2. The write assist circuit according to claim 1, wherein

the first wiring includes a plurality of wiring parts arranged in a same direction as a wiring direction of the plurality of second wirings, and

each of the plurality of wiring parts is arranged adjacent to one of the plurality of second wirings at a shorter distance than to other second wirings.

3. The write assist circuit according to claim 1, wherein the selection circuit outputs the potential the negative potential magnitude of which increases as the selected first number of second wirings increases.

4. The write assist circuit according to claim 1, wherein the selection circuit electrically connects the selected first number of second wirings to a low-potential power supply terminal of a write driver circuit of the static random access memory.

5. The write assist circuit according to claim 1, further comprising a shorting circuit configured to short-circuit, to a ground potential, a second wiring placed in a non-selected state among the plurality of second wirings in response to the selection signal.

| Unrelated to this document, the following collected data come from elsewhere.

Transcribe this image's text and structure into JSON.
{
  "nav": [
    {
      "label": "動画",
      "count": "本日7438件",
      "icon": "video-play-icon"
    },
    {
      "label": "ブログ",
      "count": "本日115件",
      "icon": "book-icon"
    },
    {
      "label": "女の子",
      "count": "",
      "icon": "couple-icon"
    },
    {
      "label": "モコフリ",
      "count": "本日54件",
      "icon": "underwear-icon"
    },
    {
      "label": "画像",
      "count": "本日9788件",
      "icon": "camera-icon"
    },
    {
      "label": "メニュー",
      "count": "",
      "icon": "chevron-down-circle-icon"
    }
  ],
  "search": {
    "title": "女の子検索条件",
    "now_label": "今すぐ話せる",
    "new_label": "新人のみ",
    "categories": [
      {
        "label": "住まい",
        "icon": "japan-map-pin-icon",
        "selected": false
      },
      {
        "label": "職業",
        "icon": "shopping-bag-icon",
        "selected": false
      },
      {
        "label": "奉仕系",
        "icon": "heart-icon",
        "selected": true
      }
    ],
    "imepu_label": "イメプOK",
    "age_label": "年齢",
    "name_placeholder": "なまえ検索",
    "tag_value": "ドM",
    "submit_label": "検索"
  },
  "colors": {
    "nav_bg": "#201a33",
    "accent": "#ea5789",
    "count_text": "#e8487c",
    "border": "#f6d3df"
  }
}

6. The write assist circuit according to claim 1, wherein the first number is an integer of 0 or more.

7. The write assist circuit according to claim 1, wherein the negative potential magnitude is adjusted by increasing the first number one by one from 0 in response to the selection signal.

8. A static random access memory comprising:

a memory cell array including a memory cell connected to a first bit line and a second bit line;

a write driver circuit configured to apply different potentials to the first bit line and the second bit line in a write operation to the memory cell; and

a write assist circuit connected to the write driver circuit;

wherein the write assist circuit includes a first wiring, a plurality of second wirings configured to receive noise in a negative potential direction from the first wiring, and a selection circuit configured to select a first number of second wirings from the plurality of second wirings in response to an input selection signal and output, to the write driver circuit, a potential of a negative potential magnitude based on a negative potential applied to the first number of second wirings due to the noise.